Facebook RSS import results
Technical ·Thursday March 5, 2009 @ 02:16 EST (link)
I'm adding a few log items as a test: my current newest entry ("Obama's Magic") was dated February 12; I've posted two entries, one older than that (February 11) and one later on the 12th, to see how the Facebook RSS importer works. Does it import anything newer than its "last seen" date? (Then it'll pick up only the second one.) Does it import anything it hasn't seen, using the RSS GUID or a checksum? (Then it'll get both.) Or does it only import entries dated later than the current date? (Then it'll add neither.) It'll be a revelatory test. (Also I'm testing how frequently it checks, although I believe it says every hour: I just updated one of the entries; will it get the old or new version, or does it notice updates to imported entries?—true, if it does notice updates it'll be impossible to tell if it first picked up the old one.) Also: set up a (user) cron to save some Facebook data; had to add myself to the cron and crontab groups to make it work (and remember that every command needs an explicit path, even /bin/date).

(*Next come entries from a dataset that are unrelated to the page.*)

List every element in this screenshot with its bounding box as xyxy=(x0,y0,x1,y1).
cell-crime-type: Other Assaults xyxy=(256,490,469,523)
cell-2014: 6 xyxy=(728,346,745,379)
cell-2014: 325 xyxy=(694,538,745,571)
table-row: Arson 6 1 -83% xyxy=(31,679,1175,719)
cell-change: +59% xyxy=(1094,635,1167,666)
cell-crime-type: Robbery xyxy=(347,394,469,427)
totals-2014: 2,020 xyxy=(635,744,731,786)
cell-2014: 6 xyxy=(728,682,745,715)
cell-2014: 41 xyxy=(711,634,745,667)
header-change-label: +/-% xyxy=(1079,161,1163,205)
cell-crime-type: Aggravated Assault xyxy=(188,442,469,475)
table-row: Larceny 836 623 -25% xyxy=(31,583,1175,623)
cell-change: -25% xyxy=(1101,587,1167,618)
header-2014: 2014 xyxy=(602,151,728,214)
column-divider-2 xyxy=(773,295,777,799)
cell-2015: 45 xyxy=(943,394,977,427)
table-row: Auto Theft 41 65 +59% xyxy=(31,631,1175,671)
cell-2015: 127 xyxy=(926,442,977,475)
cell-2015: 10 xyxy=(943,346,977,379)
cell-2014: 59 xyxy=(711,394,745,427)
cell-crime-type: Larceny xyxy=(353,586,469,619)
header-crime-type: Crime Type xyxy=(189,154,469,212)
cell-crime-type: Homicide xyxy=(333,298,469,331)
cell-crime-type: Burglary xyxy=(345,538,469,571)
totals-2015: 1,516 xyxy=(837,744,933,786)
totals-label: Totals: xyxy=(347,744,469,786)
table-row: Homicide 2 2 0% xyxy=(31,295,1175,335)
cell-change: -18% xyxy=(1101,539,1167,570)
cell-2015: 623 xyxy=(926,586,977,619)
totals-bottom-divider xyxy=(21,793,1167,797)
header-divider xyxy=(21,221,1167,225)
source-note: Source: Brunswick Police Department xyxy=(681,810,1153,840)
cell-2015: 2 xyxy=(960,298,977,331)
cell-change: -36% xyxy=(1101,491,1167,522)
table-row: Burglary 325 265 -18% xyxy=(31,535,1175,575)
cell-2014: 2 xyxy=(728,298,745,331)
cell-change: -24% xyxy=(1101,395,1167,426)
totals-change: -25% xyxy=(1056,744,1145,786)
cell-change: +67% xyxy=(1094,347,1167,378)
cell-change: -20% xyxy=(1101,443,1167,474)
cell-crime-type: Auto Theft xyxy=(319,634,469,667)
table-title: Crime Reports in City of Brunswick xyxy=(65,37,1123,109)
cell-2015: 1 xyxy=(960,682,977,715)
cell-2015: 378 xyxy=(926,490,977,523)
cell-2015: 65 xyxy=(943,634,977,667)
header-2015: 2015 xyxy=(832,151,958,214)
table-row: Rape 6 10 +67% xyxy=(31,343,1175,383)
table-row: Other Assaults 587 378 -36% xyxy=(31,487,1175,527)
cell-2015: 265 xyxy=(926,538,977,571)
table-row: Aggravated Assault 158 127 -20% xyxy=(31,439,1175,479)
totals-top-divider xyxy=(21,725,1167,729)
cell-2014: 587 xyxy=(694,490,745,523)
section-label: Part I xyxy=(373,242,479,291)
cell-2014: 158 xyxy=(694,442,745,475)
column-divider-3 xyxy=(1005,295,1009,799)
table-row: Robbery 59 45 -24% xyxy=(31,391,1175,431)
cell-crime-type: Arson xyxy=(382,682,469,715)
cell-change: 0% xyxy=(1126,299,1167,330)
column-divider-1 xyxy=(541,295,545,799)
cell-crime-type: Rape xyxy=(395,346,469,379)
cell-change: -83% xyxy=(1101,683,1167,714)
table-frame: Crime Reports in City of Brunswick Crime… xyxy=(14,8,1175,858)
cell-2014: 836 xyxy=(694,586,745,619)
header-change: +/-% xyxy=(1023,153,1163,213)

… And the results are in! From my (Apache access) logs, Facebook (out.nnn.01.snc1.facebook.com) fetched index.rss (which runs my script, using XML::RSS, my pH::Journal module, and a bit of glue) at 0208, and they (both) showed up perhaps a minute later (sorted correctly). It fetches the RSS feed about every two hours (minimum 1:40, maximum 2:54, so far this month… found using a one-line perl program and the excellent DateTime modules). Since I had changed the output a little (added categories), I could tell that no, they don't update existing entries. Well done, Facebook, although I wish it the behavior was better documented (but since most people don't program their own blog and RSS feed, and only post current entries, it's understandable that they don't document these implementation details). It does tend to mangle formatting a little, though.
Books finished: The Minority Report.